Of course, Halloween lends itself to this sort of make-believe, but the annual end-of-summer festival on the east side of Madison is without the contrived, pseudo-spooky undertones that taste like cheap chocolate. Walk into any big box store in autumn and you're bombarded with a sensory overload of orange and black; plastic bags of candy are everywhere, sitting next to vibrating goblins that say "Boo!" But there is something marvelous and dreamlike about the Willy Street Fair -- for the make-believe seems real.
Considering how much work precedes the celebration, it's interesting to speculate how small children view the event. What is it like to learn how to juggle with your sisters? What is it like to have stilt-walking a common practice in your family? What is it like to see the guy who lives across the street don his pirate outfit -- again?
Children often ask their parents what it is like to be tall, able to reach shelves and see over the heads of others. At the Willy Street Fair, kids on stilts tower over adults, not to mention cars in the parade and the tents lining the street. Most kids have to go to Disney World to see characters from their favorite stories. At this festival, their own dreams become reality. What must it be like to grow up with this sort of creative freedom? How does that change a child?
As an adult, absorbing the eccentric costumes and small twists on the norm is arresting -- the grandma dressed like a pink fairy; the pregnant woman with a nasal septum piercing standing next to a man in drag; twenty tough lasses on skates making way for a bike-drawn mermaid; the man in an orange wig holding an "End the War!" sign; the guy in pink tights looking at jewelry and a man in traditional African dress beating drums; the woman with the spoon on her back; the gorgeous mother in her green and blue fairy outfit alongside her friend, the walking tree...

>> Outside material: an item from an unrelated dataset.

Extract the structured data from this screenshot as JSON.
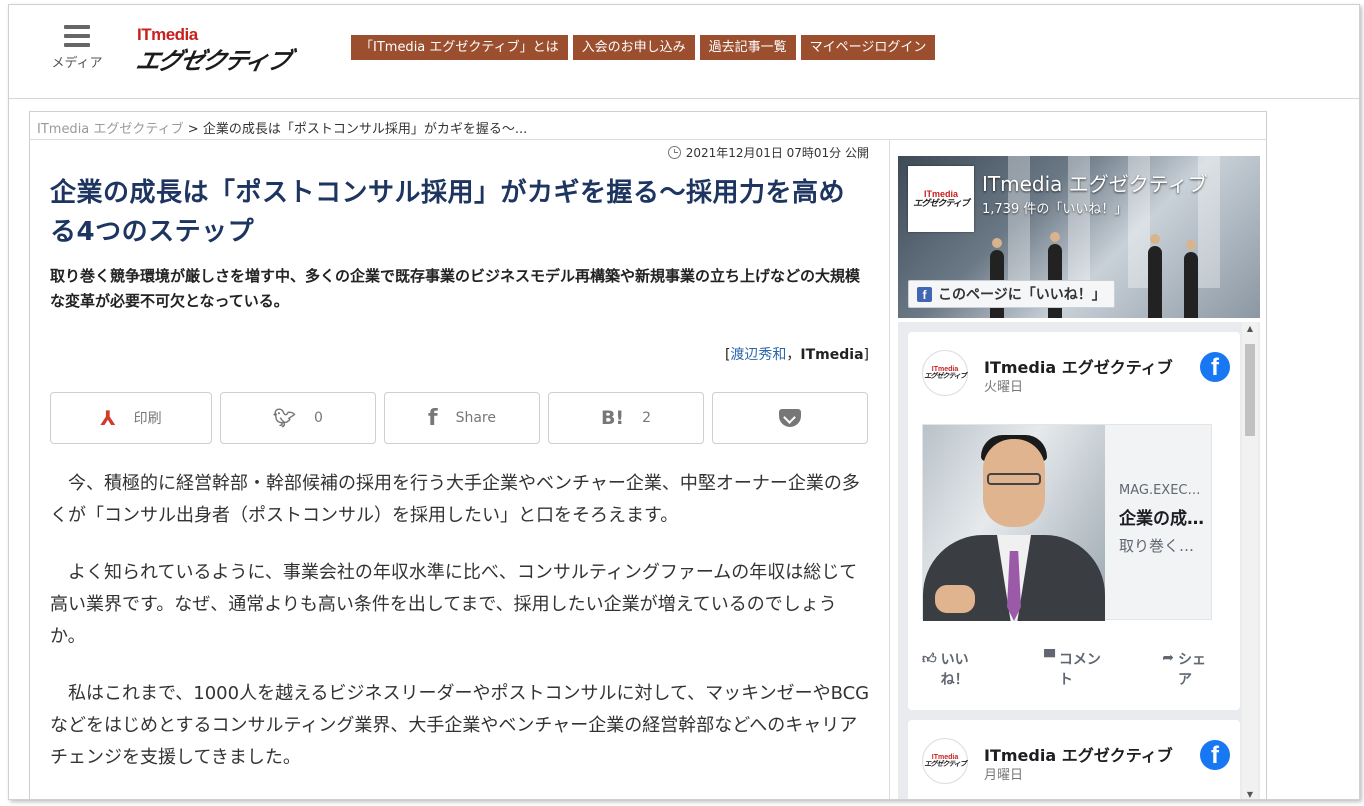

Are these the folks that the children of the Willy Street Fair become?
Plain-clothed parents flit about with pensive faces, looking for offspring who have disappeared in the crowd, searching for foodstuffs suitable for their entire brood, or wondering if the bouncy castle is free or not. While there's familial similarities in the bump of a nose, the set of the eyes, the bite of the lip, the analytical contemplation seen in parents' wrinkled brows is never mirrored in the smooth, wide-eyed stares of their children.
For all the fun it might be for adults to mingle at this neighborhood festival, it is the children that seem to benefit most. They needn't care about the political booths pitching for peace; they needn't wonder how much a shirt might cost; they needn't care who is winning the Packers game. They traipse about happy, in an environment of camaraderie and splendor, removed from the digital grind of video games and the judgment of schoolyard bullies. They can be who they want to be and indulge in the imagination.
It's truly lucky to be a child at the Willy Street Fair.